Layoffs and cost reductions wherever possible
Aurora Cannabis (NYSE: ACB) made headlines in February when it announced that not only would CEO Terry Booth be stepping down, but also that it would be cutting 500 jobs. It also wrote down more than one billion Canadian dollars’ worth of assets, including goodwill, from its balance sheet. It was a big blow for the pot stock, which was once a key rival of industry leader Canopy Growth (NYSE: CGC). And even Canopy Growth had its own round of layoffs, when it announced in early March that it would be letting go of 500 workers and shutting down two of its greenhouses.
These are two of the bigger, more notable cannabis companies in the industry, and these decisions happened before the coronavirus pandemic really took center stage. That means we’ve likely seen just the first wave of job cuts, as companies in the industry are going to face even more pressure to trim their costs as much as they can in what’s likely to be a very difficult year for economies around the world.
Smaller cannabis companies are facing even bigger problems, as many are still in their early growth stages. Raising cash, for instance, is going to be more difficult going forward. To say that investors are bearish on pot stocks would be a gross understatement, as 90% stock losses over the past year aren’t uncommon.
That’s where being self-sufficient and keeping costs down is going to be more important than ever before.

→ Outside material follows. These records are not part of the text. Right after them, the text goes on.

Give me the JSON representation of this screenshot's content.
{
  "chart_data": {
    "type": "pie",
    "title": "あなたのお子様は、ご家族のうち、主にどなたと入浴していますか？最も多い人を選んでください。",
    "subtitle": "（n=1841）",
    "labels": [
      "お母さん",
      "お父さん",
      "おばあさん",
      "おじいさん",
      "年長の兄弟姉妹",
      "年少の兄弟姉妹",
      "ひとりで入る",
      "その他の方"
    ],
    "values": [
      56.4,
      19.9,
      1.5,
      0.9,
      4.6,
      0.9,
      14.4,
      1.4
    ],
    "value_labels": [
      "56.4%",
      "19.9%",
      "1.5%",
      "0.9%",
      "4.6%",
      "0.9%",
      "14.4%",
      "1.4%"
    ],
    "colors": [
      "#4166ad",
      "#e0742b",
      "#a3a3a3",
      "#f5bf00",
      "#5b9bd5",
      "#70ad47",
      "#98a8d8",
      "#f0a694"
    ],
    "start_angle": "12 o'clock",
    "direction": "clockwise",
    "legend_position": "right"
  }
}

In February, Kentucky-based hemp producer GenCanna filed for bankruptcy . And that may be just the first of many this year for the industry.
A full year of legal edibles and ingestibles in Canada, along with more states in the U.S. legalizing pot, was supposed to make 2020 a stronger year for the cannabis industry. But with the coronavirus pandemic creating job losses and lots of instability in the economy, the recreational market for pot is bound to suffer. And with revenue growth out of the question, the one option left for companies who need to conserve cash is to continue slashing their costs.